S’il est un auteur de cinéma qui aura joué avec sa figure d’icône, c’est bien M. Eastwood. Il a toujours apporté un soin infini à la modeler, la modifier, à la nuancer, à la polir, à la salir, à la vieillir, à la durcir, à l’adoucir… Si bien qu’avec le recul on peut considérer que c’est bien dans cette auto-sculpture que réside le fond de son œuvre. Son visage s’ossifiant étant devenu le miroir dans lequel l’humanité peut contempler ses vanités.

Cependant quelque chose a totalement échappé à son contrôle, c’est l’utilisation de son image par la bande dessinée franco-belge.

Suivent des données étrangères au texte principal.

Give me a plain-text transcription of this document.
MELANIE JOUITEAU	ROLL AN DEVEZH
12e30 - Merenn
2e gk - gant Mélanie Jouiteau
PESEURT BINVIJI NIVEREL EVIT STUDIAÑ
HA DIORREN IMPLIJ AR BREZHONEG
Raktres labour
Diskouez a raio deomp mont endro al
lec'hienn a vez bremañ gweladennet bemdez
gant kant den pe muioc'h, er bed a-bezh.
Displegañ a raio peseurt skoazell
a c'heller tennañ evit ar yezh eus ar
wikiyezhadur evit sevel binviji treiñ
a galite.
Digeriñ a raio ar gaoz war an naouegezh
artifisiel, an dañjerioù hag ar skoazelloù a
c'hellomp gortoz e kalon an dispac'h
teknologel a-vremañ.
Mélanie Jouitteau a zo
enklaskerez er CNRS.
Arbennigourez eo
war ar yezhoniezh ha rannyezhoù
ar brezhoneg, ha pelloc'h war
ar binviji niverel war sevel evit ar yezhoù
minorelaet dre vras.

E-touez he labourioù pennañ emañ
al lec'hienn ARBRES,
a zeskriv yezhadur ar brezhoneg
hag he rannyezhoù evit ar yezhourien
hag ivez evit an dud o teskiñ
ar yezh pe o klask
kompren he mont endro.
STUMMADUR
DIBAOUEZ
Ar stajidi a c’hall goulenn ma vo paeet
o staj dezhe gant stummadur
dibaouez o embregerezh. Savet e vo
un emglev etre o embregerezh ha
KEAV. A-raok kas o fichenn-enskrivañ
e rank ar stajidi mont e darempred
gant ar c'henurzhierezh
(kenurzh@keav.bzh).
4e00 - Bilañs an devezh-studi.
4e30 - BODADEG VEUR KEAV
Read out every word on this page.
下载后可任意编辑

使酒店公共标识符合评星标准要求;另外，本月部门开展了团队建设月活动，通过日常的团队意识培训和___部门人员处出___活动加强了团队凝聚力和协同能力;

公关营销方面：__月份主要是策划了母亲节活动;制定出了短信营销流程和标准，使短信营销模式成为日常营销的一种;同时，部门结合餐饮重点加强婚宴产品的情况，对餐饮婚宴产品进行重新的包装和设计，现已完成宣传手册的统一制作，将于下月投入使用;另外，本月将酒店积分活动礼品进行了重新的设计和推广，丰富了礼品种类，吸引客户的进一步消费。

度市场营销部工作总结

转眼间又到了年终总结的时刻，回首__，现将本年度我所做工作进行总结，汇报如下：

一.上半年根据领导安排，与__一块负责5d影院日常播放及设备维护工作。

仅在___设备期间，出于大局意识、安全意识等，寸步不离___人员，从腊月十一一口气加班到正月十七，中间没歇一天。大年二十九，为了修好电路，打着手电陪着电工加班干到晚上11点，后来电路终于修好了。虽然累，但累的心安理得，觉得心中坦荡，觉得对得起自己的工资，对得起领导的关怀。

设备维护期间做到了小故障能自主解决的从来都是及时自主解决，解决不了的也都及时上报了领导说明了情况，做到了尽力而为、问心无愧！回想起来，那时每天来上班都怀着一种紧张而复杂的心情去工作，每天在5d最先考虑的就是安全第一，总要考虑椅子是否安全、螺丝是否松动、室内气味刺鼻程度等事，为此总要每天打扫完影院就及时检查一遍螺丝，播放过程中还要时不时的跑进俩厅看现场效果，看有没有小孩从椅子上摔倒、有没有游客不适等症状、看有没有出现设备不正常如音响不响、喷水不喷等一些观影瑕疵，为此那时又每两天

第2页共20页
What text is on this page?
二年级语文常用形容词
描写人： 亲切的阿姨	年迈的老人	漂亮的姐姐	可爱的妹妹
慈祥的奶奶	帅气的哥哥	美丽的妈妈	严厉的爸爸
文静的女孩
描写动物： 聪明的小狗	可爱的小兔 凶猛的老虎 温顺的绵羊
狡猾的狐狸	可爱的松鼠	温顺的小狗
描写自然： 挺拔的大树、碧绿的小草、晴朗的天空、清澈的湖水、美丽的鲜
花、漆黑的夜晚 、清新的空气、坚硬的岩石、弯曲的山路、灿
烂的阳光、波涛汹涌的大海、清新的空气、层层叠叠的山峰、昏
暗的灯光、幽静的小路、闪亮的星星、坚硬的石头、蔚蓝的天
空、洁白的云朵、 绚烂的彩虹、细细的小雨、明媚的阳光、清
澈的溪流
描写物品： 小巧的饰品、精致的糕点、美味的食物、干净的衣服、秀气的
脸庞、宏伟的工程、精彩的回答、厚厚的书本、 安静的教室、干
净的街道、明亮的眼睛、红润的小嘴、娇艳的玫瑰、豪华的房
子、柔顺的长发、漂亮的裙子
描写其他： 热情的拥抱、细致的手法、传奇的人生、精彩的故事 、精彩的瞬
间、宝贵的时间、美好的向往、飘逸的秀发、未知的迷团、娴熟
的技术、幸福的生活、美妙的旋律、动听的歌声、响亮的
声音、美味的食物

La première apparition d’Eastwood sur nos planches eut lieu dans les pages de Pilote. C’est le grand Gotlib qui en est responsable, à travers une histoire de la Rubrique-à-brac sur le western spaghetti. Rétrospectivement je me demande même si ce n’est par cette caricature que j’ai découvert le personnage, ayant eu en main la version album de 1971 (taume deux) avant de voir Et pour quelques dollars de plus en VHS…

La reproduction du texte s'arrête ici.